R de Réel

par Christophe Daniel
2000, in La Revue des revues no 29

Peut-on être à la fois « intello et rigolo » ? Peut-on combiner savoir et malice ? C’est à ce pari insolite que se sont risqués Lætitia Bianchi et Raphaël Meltz, en lançant, en janvier 2000, R de Réel, et en la proclamant d’emblée « revue illustrée généraliste et alphabétique ». R de Réel revendique certes sa « durée déterminée » (24 volumes sont prévus sur quatre ans, alphabet oblige !), mais ne se veut ni un simple galop d’essai, et encore moins un tremplin mondain. Au travers des huit volumes déjà parus (la lettre I étant à l’honneur du neuvième), R de Réel s’affirme, bien au contraire, comme une revue à part entière, dont la forte personnalité semble répondre à l’exigence d’une création originale et indépendante, exprimée au fil de ses pages par les auteurs.
Revue alphabétique donc puisque la soixantaine de pages de chaque numéro est consacrée, tous les deux mois, à une lettre différente, en suivant l’ordre, finalement pas plus arbitraire qu’un autre, de l’alphabet. Mais moins docilement qu’on pourrait le supposer. L’alphabet comme ligne directrice, c’est d’abord pour Laetitia Bianchi « une contrainte souple, qui laisse une grande marge de manœuvre dans le choix des sujets », sans se transformer pour autant en une solution de facilité : le choix n’est jamais délégué au seul alphabet. À bien compulser un dictionnaire, (et même le Larousse élémentaire de nos jeunes années !), le nombre de mots qui commencent par une même lettre reste heureusement assez conséquent pour laisser place, chez les auteurs, à un Réel engagement intellectuel.

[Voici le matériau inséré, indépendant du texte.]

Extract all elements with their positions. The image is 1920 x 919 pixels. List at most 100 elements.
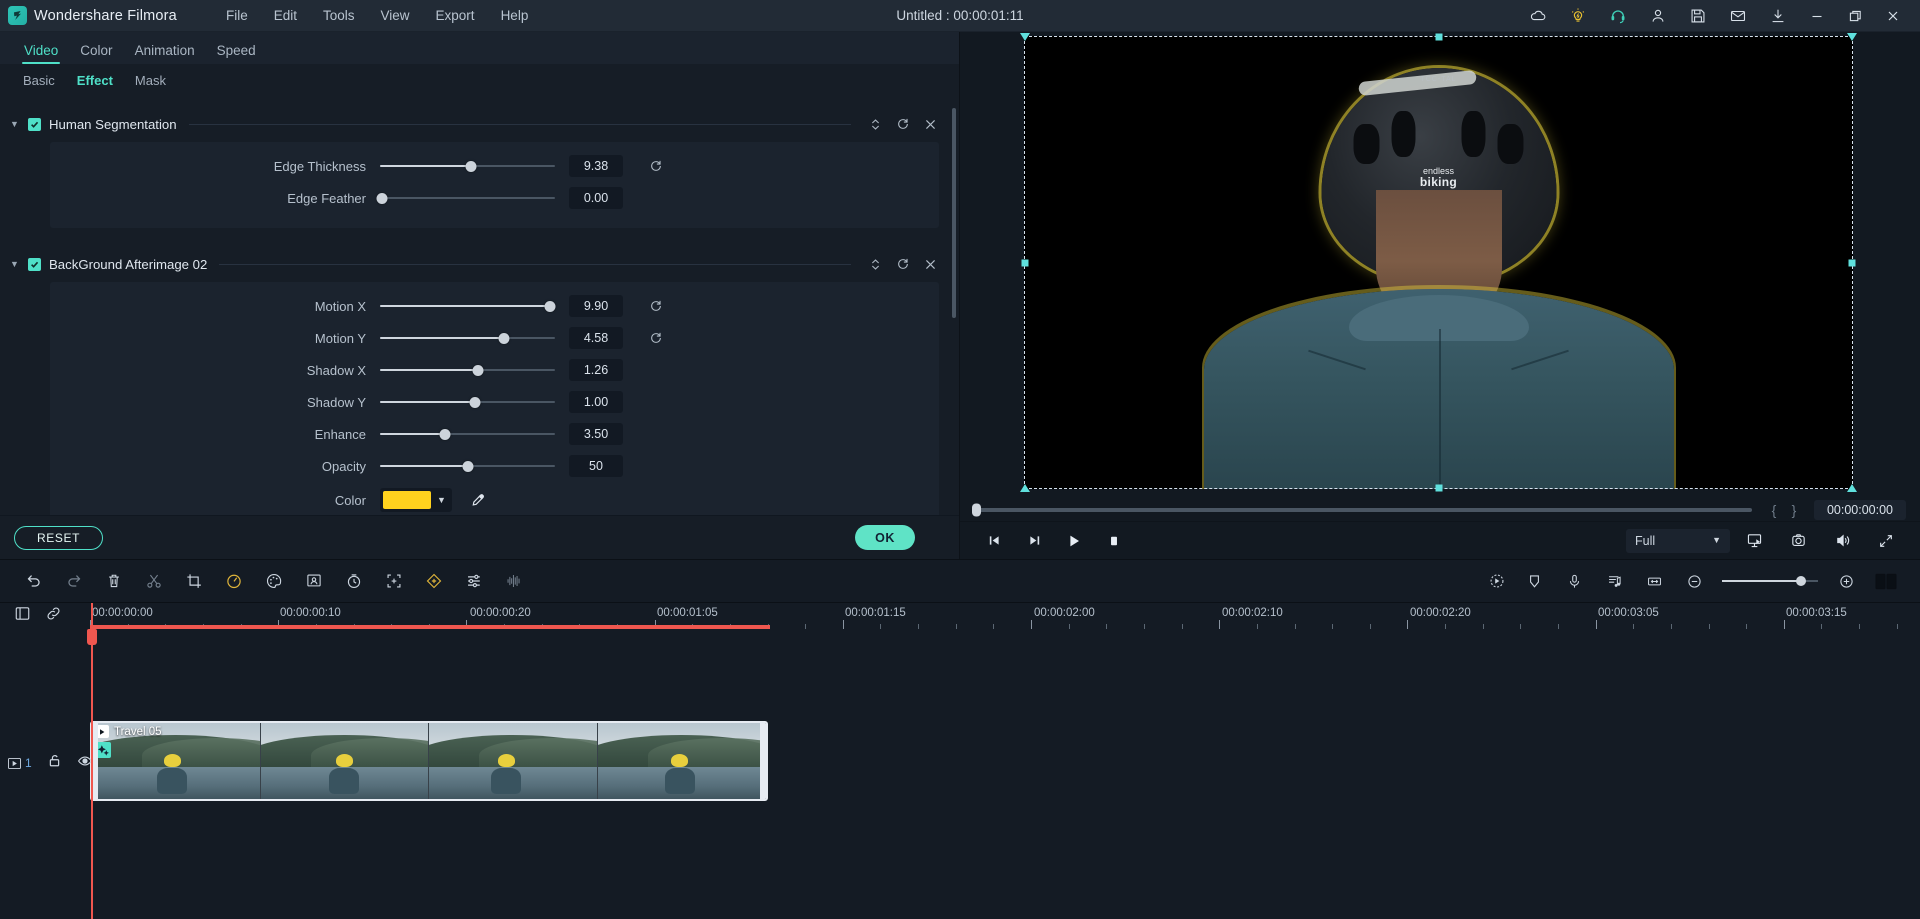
menu-help[interactable]: Help — [488, 3, 542, 29]
menu-edit[interactable]: Edit — [261, 3, 310, 29]
color-palette-icon[interactable] — [254, 572, 294, 590]
clip-trim-handle-right[interactable] — [760, 723, 766, 799]
color-picker-dropdown[interactable]: ▼ — [380, 488, 452, 512]
stop-button[interactable] — [1094, 534, 1134, 548]
chevron-down-icon[interactable]: ▼ — [437, 495, 446, 505]
close-icon[interactable] — [1874, 0, 1912, 32]
param-slider[interactable] — [376, 191, 555, 205]
param-slider[interactable] — [380, 427, 555, 441]
crop-icon[interactable] — [174, 572, 214, 590]
auto-beat-sync-icon[interactable] — [1594, 573, 1634, 590]
quality-select[interactable]: Full ▼ — [1626, 528, 1730, 553]
mark-in-button[interactable]: { — [1764, 502, 1784, 518]
panel-scrollbar[interactable] — [952, 108, 956, 318]
playback-knob[interactable] — [972, 503, 981, 517]
render-preview-icon[interactable] — [1474, 572, 1514, 590]
param-value-input[interactable]: 4.58 — [569, 327, 623, 349]
color-swatch[interactable] — [383, 491, 431, 509]
next-frame-button[interactable] — [1014, 533, 1054, 548]
effect-reset-icon[interactable] — [896, 117, 910, 131]
video-canvas[interactable]: TCC-TAL endlessbiking CO/5 — [1020, 33, 1857, 492]
effect-header-human-segmentation[interactable]: ▼ Human Segmentation — [0, 110, 959, 138]
snapshot-to-project-icon[interactable] — [1734, 532, 1774, 549]
effect-enable-checkbox[interactable] — [28, 117, 41, 131]
param-value-input[interactable]: 0.00 — [569, 187, 623, 209]
param-slider[interactable] — [380, 299, 556, 313]
redo-icon[interactable] — [54, 572, 94, 590]
speed-icon[interactable] — [214, 572, 254, 590]
lightbulb-icon[interactable] — [1558, 0, 1598, 32]
ok-button[interactable]: OK — [855, 525, 915, 550]
param-value-input[interactable]: 3.50 — [569, 423, 623, 445]
effect-delete-icon[interactable] — [924, 258, 937, 271]
undo-icon[interactable] — [14, 572, 54, 590]
effect-reorder-icon[interactable] — [869, 118, 882, 131]
effect-reset-icon[interactable] — [896, 257, 910, 271]
param-slider[interactable] — [380, 363, 555, 377]
param-reset-icon[interactable] — [649, 331, 669, 345]
cloud-icon[interactable] — [1518, 0, 1558, 32]
chevron-down-icon[interactable]: ▼ — [10, 119, 20, 129]
auto-reframe-icon[interactable] — [374, 572, 414, 590]
keyframe-diamond-icon[interactable] — [414, 572, 454, 590]
menu-tools[interactable]: Tools — [310, 3, 368, 29]
audio-mixer-icon[interactable] — [454, 572, 494, 590]
mark-out-button[interactable]: } — [1784, 502, 1804, 518]
effect-reorder-icon[interactable] — [869, 258, 882, 271]
timeline[interactable]: 00:00:00:00 00:00:00:10 00:00:00:20 00:0… — [0, 603, 1920, 919]
param-reset-icon[interactable] — [649, 159, 669, 173]
param-slider[interactable] — [380, 159, 555, 173]
subtab-mask[interactable]: Mask — [126, 69, 175, 92]
chevron-down-icon[interactable]: ▼ — [10, 259, 20, 269]
media-import-icon[interactable] — [14, 605, 31, 627]
maximize-icon[interactable] — [1836, 0, 1874, 32]
effect-header-background-afterimage[interactable]: ▼ BackGround Afterimage 02 — [0, 250, 959, 278]
param-value-input[interactable]: 50 — [569, 455, 623, 477]
param-value-input[interactable]: 9.38 — [569, 155, 623, 177]
param-slider[interactable] — [380, 459, 555, 473]
fullscreen-icon[interactable] — [1866, 533, 1906, 549]
link-clips-icon[interactable] — [45, 605, 62, 627]
subtab-basic[interactable]: Basic — [14, 69, 64, 92]
param-reset-icon[interactable] — [649, 299, 669, 313]
menu-export[interactable]: Export — [423, 3, 488, 29]
freeze-frame-icon[interactable] — [334, 572, 374, 590]
audio-waveform-icon[interactable] — [494, 572, 534, 590]
effects-scroll-area[interactable]: ▼ Human Segmentation Edge Thickness 9.38… — [0, 96, 959, 515]
voiceover-icon[interactable] — [1554, 573, 1594, 590]
player-timecode[interactable]: 00:00:00:00 — [1814, 500, 1906, 520]
menu-file[interactable]: File — [213, 3, 261, 29]
subtab-effect[interactable]: Effect — [68, 69, 122, 92]
tab-color[interactable]: Color — [70, 38, 122, 64]
chevron-down-icon[interactable]: ▼ — [1712, 536, 1721, 545]
camera-snapshot-icon[interactable] — [1778, 532, 1818, 549]
param-slider[interactable] — [380, 395, 555, 409]
eyedropper-icon[interactable] — [470, 493, 485, 508]
playhead[interactable] — [87, 603, 97, 919]
playback-progress-slider[interactable] — [972, 503, 1752, 517]
play-button[interactable] — [1054, 533, 1094, 549]
split-scissors-icon[interactable] — [134, 572, 174, 590]
timeline-clip[interactable]: Travel 05 — [90, 721, 768, 801]
param-slider[interactable] — [380, 331, 555, 345]
param-value-input[interactable]: 1.26 — [569, 359, 623, 381]
green-screen-icon[interactable] — [294, 572, 334, 590]
zoom-out-icon[interactable] — [1674, 573, 1714, 590]
delete-icon[interactable] — [94, 572, 134, 590]
tab-speed[interactable]: Speed — [207, 38, 266, 64]
effect-delete-icon[interactable] — [924, 118, 937, 131]
save-icon[interactable] — [1678, 0, 1718, 32]
user-account-icon[interactable] — [1638, 0, 1678, 32]
param-value-input[interactable]: 1.00 — [569, 391, 623, 413]
headset-support-icon[interactable] — [1598, 0, 1638, 32]
reset-button[interactable]: RESET — [14, 525, 104, 550]
volume-icon[interactable] — [1822, 532, 1862, 549]
param-value-input[interactable]: 9.90 — [569, 295, 623, 317]
fit-to-timeline-icon[interactable] — [1634, 573, 1674, 590]
effect-enable-checkbox[interactable] — [28, 257, 41, 271]
zoom-in-icon[interactable] — [1826, 573, 1866, 590]
split-view-icon[interactable] — [1866, 573, 1906, 590]
tab-animation[interactable]: Animation — [125, 38, 205, 64]
timeline-zoom-slider[interactable] — [1722, 575, 1818, 587]
menu-view[interactable]: View — [368, 3, 423, 29]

Revue généraliste ensuite puisqu’elle sait combiner des thèmes philosophiques, politiques, sociaux, culturels et artistiques, sans oublier les contributions graphiques qui mêlent illustrations anciennes et créations contemporaines : des gravures du XVIe siècle viennent appuyer des slogans joyeusement « alphabétisés » (sous prétexte de faiRe la Réclame de R de Réel !) tandis que le dessin de Nicolas de Crécy ou celui de Sergio Aquindo ponctuent les textes, avec talent. On y croise donc « des articles longs, denses… accessibles à des non-spécialistes tout en suivant une rigueur universitaire » réunis dans la rubrique « Savoir ». Dans le dernier volume, lettre H, on revient ainsi sur l’évolution historique et sociale de l’Hôpital, on discute du concept d’Humanisme. On y croise aussi des critiques : un artiste, une œuvre, mais aussi des critiques thématiques (dont une critique de la critique littéraire rondement menée dans le volume C). On y croise encore des textes de fiction rassemblés dans « Imaginaire », notamment sous la forme d’un roman-feuilleton décalé dont le rythme parodie bien celui de la sitcom (mais il s’agit ici d’essayer d’imaginer les conséquences de la création d’un Revenu d’Existence !). Toujours dans cette même rubrique, des chroniques (dont « 7 visiteurs/an », visite guidée et cocasse des salles de musée les moins fréquentées), des interviews (elles aussi bien imaginaires !) : la dernière en date étant celle d’un Colbert, passablement agacé par l’insolence de son interviewer. On y croise enfin une sélection de mots (rubrique « Dictionnaire »), commençant par la lettre vedette, et dont les définitions se partagent entre citations anciennes et courts textes de création.
À noter que la plupart des contributions est particulièrement bien documentée (notes explicatives, notes bibliographiques et renvois).
La grande réussite de la revue, au-delà d’une maquette séduisante, c’est, on l’a déjà peut-être deviné, de combiner les genres, avec une harmonie assez inhabituelle. Le mélange des connaissances quand il est bien conçu, la parodie et le second degré quand ils sont bien employés, deviennent des atouts précieux pour réveiller la curiosité du lecteur, pour dépasser ses a priori sur certains thèmes, bref pour transmettre un certain savoir, avec un enthousiasme qui parvient à être communicatif. Au fil des pages de R de Réel, on est donc bien loin d’une érudition ennuyeuse qui s’étalerait, mais on est loin aussi des digests de culture générale tels que proposés aux futurs bacheliers et même aux étudiants.
R de Réel, c’est peut-être un objet difficile à classer dans le paysage des revues, certainement un peu déroutant au premier abord. Il n’empêche qu’il se construit peu à peu un ton « R de Réel » dont la fraîcheur, l’originalité et la malice mais aussi la rigueur intellectuelle devraient en séduire encore beaucoup.